Lancashire growth body has to show government that county is an area to invest in
The organisation responsible for helping to grow Lancashire’s economy must not be seen to be “paying lip service” to a government-ordered review of how it operates, one of its members has warned.
The Lancashire Enterprise Partnership (LEP) - and its counterparts across the country - have to make a series of changes to the way they function, some of which need to be completed by the end of the month.
“The importance of the LEP in Lancashire is that this is the only body which government can look to to decide whether we should be an area to invest in. The LEP - and especially the chair - have got to be seen to be standing on a model that government can say they want to back,” Ms. Barker told a meeting of the organisation's board.
A new chair is expected to be appointed within a month to replace supermarket supremo Edwin Booth who stepped down from the role last December after seven years.
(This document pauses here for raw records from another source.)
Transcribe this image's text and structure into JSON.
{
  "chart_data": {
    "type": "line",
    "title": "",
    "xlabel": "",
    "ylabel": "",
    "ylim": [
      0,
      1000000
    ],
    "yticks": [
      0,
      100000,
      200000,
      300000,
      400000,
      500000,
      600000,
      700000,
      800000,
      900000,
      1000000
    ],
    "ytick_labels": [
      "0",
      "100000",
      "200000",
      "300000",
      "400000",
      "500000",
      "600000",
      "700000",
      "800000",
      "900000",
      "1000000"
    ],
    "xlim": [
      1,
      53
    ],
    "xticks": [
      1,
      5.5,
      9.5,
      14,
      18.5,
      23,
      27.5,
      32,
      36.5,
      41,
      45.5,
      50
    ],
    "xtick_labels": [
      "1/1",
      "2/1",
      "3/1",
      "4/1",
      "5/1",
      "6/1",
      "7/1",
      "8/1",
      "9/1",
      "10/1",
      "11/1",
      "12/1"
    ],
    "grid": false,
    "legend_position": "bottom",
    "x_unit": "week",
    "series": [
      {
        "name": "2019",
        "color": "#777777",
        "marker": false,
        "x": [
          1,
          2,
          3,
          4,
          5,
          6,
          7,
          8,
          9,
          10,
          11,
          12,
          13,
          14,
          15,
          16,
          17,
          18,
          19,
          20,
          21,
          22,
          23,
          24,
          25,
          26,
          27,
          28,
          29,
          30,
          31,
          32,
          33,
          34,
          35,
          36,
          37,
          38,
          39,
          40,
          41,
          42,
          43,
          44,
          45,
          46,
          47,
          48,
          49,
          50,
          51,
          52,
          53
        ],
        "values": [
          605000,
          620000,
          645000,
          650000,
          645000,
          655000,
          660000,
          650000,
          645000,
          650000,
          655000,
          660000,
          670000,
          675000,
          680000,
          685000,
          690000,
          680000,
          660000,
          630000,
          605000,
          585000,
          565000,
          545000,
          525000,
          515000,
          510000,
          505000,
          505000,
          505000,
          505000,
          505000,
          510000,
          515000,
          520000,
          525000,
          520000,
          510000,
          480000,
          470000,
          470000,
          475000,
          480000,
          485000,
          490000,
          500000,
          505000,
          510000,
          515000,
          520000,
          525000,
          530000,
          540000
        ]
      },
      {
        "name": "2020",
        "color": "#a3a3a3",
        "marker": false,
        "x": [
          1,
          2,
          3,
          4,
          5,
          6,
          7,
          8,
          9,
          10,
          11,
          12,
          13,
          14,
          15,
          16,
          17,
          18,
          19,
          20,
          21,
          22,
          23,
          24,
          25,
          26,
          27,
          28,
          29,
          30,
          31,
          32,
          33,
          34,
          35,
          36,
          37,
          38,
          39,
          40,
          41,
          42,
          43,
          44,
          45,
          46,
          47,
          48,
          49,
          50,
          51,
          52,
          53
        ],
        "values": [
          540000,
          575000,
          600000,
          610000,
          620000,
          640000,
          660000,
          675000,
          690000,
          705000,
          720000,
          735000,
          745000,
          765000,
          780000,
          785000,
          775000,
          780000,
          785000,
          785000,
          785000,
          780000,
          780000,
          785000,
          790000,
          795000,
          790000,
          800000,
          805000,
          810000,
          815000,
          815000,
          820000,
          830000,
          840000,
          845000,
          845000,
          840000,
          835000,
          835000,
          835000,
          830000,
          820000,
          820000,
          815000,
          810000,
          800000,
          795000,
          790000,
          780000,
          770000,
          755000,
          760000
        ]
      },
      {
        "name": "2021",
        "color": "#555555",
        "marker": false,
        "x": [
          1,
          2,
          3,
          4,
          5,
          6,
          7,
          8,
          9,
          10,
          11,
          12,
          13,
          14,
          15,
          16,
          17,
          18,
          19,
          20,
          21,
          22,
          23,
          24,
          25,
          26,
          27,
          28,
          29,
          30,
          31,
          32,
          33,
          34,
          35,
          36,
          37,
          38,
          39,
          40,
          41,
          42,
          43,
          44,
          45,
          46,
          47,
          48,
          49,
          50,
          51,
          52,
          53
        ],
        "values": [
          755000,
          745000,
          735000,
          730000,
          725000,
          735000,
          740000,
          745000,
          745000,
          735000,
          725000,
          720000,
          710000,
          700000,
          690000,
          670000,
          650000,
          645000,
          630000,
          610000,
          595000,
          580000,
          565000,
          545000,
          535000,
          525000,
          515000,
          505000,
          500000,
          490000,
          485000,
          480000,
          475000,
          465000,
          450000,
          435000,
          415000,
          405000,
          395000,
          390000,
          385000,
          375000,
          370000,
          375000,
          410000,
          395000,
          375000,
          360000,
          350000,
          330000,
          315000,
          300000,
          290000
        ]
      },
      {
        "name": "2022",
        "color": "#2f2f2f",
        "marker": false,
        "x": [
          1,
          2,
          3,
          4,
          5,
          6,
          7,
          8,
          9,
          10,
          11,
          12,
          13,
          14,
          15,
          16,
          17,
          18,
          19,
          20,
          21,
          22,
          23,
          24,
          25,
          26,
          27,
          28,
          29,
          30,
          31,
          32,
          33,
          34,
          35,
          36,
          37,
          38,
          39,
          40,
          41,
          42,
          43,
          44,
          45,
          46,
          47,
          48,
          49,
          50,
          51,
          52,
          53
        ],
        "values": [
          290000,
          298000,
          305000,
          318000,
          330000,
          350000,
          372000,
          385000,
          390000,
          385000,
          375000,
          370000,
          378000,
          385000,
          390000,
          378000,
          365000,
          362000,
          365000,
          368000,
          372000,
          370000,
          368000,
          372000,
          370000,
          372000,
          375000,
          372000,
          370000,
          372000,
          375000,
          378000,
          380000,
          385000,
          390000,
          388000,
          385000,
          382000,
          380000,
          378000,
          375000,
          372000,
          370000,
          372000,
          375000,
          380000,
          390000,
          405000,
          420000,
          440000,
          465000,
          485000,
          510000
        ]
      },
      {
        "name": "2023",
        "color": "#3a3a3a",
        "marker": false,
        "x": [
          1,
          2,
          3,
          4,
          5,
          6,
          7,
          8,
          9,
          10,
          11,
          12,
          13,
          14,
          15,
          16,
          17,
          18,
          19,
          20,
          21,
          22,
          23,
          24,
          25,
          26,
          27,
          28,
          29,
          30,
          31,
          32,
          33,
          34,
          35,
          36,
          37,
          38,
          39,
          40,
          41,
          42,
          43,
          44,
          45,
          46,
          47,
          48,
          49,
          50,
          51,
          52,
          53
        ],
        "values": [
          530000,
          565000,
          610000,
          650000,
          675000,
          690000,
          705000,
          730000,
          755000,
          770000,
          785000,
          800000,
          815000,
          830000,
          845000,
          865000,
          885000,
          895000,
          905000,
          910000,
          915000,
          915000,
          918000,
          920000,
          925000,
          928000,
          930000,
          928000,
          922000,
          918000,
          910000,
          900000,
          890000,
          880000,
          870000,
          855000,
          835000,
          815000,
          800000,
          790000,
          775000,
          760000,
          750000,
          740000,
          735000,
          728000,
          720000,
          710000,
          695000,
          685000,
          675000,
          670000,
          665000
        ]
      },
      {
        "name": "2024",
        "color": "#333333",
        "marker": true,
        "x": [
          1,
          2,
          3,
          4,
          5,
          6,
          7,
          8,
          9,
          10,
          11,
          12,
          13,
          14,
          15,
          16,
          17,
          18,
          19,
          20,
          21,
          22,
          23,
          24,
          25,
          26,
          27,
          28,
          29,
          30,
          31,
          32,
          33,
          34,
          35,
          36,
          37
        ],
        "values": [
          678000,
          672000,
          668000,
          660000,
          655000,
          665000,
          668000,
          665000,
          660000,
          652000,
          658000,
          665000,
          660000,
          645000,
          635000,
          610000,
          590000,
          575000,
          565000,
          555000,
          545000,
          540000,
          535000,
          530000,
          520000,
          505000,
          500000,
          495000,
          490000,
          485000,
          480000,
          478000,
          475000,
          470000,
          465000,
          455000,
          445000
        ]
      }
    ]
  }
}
But the LEP also aims to take on a chief executive officer to offer advice to the board. Members heard that an interim had been appointed to the role, but their identity was not revealed.
“We had four weeks to do this and we had to try and get somebody with the [right] skillset,” interim chair David Taylor said.
“I knew some people...that identified somebody who could help us - and we just did what I felt we needed to do.”
The board was told that a CV for the interim chief executive - who starts work on 1st April - would be circulated to them.
But the arrangements for appointing to the permanent positions of chair and CEO came under scrutiny over of the scope of the role of Lancashire County Council in deciding who fills the key positions.
As part of the review process, the LEP has to demonstrate that it is independent of the authority - which is currently its sole member. County Hall is also the so-called “accountable body”, with overall responsibility for the organisation - but the review process demands the LEP demonstrates its operational independence from the council.
“There are specific references to the accountable body [approving] the appointment of the chair and chief executive - and I think that’s a step too far in terms of making sure this is a private sector-driven LEP,” Burnley Council leader Mark Townsend said.
Paul Evans, from the government’s Cities and Local Growth Unit, also said that he found the arrangement “a bit concerning”.
County Council leader Geoff Driver said that he could “live with” substituting a veto for formal approval in the appointments process and said he would hope never to have to use it, but added: “We’ve got to recognise the risk [posed by being] the accountable body.”
The authority’s chief executive, Angie Ridgwell also warned that it would be she and County Cllr Driver who would be brought for parliament’s public accounts committee in the event of a problem - but focused on the potential of bringing new individuals to the organisation.
“This is a real opportunity...where we can really move forward - the LEP has done brilliantly, but we now need to start a new journey,” Ms. Ridgwell said.
The meeting heard that the chair and CEO would need a period of grace to settle in before making any “tough decisions” about the future workings of the organisation - but the meeting heard that timeframes would be put in place for when things had to be achieved as part of the ongoing changes.
In order to cement the perception of the LEP’s independence from County Hall, the partnership’s small number of staff will move out of the building by the end of the month - although that is not a formal requirement of the government’s review.
Shareholdings in the LEP will also be opened up to local authorities across Lancashire - and, eventually, to the private sector.
But the meeting heard that any new shareholders from outside the LEP itself would have a “constitutional” rather than operational role, after board member Mike Blackburn raised the prospect of the group’s work being “strangulated” from the outside.
Paul Evans praised the LEP for doing “a tremendous amount of work” on its overhaul.
“There’s been some really good, sensible discussion which I find very encouraging,” he said.